The bad news: this is not a polynomial function, it is a polynomial (#3x+7#) minus a trigonometric function #2sinx#).
The good news is that #f# is a continuous function, because each of its terms are continuous. (Continuous on its domain, which is all of #RR#.)
Maybe bad news, we cannot use the intermediate value theorem to show that the function has EXACTLY one zero. The good news is that we can use it to show that the function has at least one zero.
Proof using the Intermediate Value Theorem
#f# if continuous on the interval #[-pi,0]# (remember it is continuous everywhere.

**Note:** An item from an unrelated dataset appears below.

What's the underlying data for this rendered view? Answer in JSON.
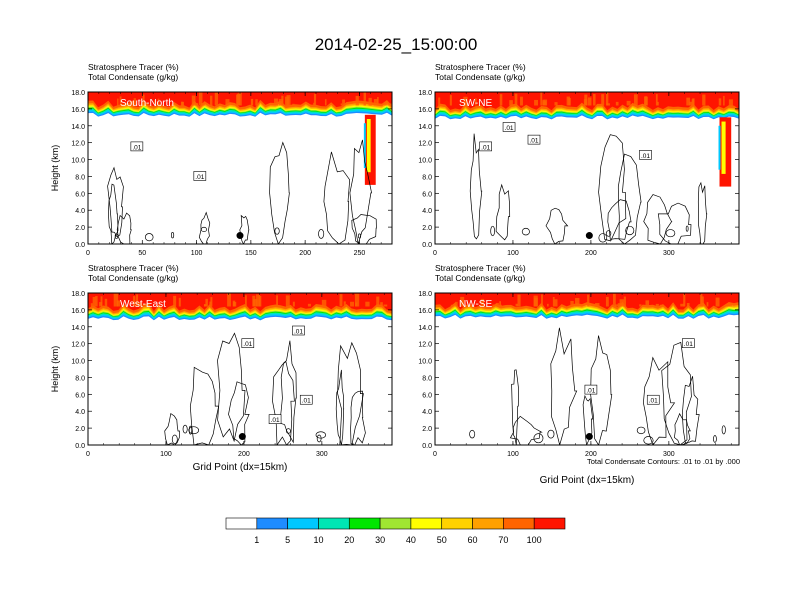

#f(-pi) = -3pi+7# is negative and #f(0) = 7# is positive.
#0# is between #f(-pi)# and #f(0)#, so, by the Intermediate Value Theorem, there is at least one number #c# in #[-pi,0]# with #f(c)=0#.
Bonus good news
We can use Rolle's Theorem or the Mean Value Theorem to show that the function has at most one zero.
If #f# had two (or more) zeros call them #a# and #b#.
Note that #f# is continuous on #[a,b]# (both the linear and the trigonometric terms are continuous everywhere) and
#f# is differentiable on #(a,b)#. (In fact, #f'(x) = 3-2cosx# is defined for all #RR#, but we only need the interval.)
Then by either Rolle's or the Mean Value there would be a #c# (in#(a,b)#) with #f'(c)=0#
That is: if #f# had two (or more) zeros then #f'(x)=0# would have to have a (real) solution.
BUT #f'(x) = 3-2cosx = 0# has no (real) solutions. (It would require #cosx = 3/2 > 1#.)
Therefore, #f# cannot have two (or more) zeros.